Comparing the results, the hybrid model results in the lowest RMSE. The ACF resembles a white noise and the residuals look almost normal. We will therefore be using this hybrid model to forecast the power data.
test <- forecast(power_hybrid, h=12)
test1 <- data.frame(test)
#xlsx::write.xlsx(test1, 'POwer 12 months prediction.xlsx')

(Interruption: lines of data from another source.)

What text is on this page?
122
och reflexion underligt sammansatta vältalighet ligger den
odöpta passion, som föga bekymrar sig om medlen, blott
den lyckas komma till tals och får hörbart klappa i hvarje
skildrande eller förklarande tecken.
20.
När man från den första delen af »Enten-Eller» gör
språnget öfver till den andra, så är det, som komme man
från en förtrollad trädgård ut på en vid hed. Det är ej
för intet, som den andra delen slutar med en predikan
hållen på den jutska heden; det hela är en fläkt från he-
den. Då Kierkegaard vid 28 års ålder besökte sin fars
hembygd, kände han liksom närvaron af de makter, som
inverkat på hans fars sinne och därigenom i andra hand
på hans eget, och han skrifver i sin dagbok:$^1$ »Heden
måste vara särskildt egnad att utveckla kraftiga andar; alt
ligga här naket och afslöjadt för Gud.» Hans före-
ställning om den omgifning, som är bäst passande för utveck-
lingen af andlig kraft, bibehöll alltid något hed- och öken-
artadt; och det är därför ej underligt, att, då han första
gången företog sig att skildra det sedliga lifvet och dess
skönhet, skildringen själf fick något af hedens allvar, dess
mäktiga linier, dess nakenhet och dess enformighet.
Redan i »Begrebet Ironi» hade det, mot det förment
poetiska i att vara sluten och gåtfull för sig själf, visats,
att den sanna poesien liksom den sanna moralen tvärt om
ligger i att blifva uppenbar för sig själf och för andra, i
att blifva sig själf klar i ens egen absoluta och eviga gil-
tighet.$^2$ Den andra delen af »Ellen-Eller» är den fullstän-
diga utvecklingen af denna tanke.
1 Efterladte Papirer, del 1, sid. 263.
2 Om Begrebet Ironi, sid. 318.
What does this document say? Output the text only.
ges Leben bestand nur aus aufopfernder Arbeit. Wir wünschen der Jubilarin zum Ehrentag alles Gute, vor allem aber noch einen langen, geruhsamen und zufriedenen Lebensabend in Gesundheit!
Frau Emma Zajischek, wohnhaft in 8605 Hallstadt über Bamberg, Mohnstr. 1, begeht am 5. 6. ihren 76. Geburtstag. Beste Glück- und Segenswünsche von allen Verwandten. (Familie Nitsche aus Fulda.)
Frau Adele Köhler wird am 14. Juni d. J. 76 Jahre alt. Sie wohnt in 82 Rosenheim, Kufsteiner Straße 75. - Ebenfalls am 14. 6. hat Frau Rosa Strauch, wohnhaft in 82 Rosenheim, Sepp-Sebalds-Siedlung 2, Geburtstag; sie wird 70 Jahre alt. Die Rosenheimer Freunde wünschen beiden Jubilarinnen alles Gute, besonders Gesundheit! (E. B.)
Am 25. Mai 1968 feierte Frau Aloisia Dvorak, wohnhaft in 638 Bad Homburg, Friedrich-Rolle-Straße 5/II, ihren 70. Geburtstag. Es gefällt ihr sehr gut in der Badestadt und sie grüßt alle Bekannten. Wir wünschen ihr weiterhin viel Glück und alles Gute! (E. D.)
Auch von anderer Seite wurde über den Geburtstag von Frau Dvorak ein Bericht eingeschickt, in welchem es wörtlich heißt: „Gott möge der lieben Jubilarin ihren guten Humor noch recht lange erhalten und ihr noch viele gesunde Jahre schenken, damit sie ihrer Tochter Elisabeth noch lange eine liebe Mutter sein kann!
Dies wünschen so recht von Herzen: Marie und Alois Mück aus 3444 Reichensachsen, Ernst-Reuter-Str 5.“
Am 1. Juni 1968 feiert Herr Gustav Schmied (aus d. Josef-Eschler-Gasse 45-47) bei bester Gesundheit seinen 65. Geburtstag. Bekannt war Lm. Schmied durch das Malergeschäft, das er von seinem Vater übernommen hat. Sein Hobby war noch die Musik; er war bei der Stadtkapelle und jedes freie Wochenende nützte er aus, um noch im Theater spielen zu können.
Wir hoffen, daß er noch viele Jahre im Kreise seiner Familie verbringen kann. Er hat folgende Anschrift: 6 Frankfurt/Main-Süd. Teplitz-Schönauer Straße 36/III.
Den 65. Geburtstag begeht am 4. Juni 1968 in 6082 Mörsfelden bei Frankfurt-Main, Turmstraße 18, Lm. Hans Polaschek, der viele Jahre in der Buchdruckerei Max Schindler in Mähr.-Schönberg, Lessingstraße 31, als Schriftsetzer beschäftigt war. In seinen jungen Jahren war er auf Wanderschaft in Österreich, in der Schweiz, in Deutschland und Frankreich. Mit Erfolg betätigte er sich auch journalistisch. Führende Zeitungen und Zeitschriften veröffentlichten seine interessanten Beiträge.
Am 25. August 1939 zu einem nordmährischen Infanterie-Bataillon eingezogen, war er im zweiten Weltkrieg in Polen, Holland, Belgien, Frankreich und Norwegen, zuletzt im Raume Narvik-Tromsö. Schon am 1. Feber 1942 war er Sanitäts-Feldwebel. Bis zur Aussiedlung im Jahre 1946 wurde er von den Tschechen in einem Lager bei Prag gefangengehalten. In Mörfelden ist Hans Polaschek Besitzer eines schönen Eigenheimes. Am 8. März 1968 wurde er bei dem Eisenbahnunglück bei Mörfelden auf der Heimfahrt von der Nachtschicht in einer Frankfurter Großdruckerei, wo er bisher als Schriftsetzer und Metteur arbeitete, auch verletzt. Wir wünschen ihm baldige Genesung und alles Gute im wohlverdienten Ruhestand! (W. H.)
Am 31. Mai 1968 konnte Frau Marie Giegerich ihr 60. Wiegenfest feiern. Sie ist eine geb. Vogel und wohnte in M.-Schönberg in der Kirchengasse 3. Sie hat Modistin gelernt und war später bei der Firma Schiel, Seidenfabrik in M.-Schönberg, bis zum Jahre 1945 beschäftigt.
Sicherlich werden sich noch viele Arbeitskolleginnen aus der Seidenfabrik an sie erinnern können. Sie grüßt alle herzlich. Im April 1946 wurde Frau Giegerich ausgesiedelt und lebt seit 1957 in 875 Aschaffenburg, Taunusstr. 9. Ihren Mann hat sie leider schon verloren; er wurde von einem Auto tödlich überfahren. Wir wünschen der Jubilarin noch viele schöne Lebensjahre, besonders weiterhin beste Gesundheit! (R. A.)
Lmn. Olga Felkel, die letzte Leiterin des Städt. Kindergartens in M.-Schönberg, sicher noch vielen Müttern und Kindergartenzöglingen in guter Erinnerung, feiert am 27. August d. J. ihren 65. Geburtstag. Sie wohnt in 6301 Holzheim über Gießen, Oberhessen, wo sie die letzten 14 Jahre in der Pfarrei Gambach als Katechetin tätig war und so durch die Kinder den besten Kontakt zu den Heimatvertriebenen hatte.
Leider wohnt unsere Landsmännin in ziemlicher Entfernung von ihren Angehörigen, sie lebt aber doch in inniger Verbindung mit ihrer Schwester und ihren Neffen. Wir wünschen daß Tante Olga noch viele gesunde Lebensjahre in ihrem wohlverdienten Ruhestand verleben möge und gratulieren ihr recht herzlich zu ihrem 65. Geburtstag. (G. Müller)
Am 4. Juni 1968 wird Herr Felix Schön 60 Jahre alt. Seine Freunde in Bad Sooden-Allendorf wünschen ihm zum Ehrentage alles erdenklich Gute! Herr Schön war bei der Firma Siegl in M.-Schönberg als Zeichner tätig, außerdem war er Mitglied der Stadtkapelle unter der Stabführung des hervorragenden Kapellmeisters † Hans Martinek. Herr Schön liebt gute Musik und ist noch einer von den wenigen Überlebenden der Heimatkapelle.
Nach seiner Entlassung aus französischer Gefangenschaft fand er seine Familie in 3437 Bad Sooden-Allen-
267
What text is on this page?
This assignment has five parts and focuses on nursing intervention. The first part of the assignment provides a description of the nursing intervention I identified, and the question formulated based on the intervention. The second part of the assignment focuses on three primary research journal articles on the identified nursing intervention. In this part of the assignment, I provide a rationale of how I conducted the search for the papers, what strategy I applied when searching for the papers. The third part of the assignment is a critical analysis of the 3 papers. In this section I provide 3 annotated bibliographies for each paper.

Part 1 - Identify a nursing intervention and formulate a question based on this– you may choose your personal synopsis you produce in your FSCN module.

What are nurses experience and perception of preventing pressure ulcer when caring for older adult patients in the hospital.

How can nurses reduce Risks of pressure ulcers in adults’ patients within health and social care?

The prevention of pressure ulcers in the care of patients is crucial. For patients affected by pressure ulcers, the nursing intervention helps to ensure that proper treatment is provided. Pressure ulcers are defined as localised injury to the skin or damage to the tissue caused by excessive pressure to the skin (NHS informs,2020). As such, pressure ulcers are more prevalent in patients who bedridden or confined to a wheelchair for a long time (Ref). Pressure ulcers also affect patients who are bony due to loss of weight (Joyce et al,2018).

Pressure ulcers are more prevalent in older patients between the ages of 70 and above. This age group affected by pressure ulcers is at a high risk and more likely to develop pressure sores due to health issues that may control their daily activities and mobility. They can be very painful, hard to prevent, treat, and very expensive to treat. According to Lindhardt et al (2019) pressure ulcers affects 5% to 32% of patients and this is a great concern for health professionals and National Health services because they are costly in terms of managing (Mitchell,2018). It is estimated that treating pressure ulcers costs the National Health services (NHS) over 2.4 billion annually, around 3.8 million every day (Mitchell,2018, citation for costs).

The power dataset had monthly data from 1998 to 2013. We were asked to predict for 12 months in 2014. There was one missing value and one outlier, both replaced by the median values. Different techniques that included seasonality were tested and finally the hybrid model with the lowest RMSE was used to predict the series.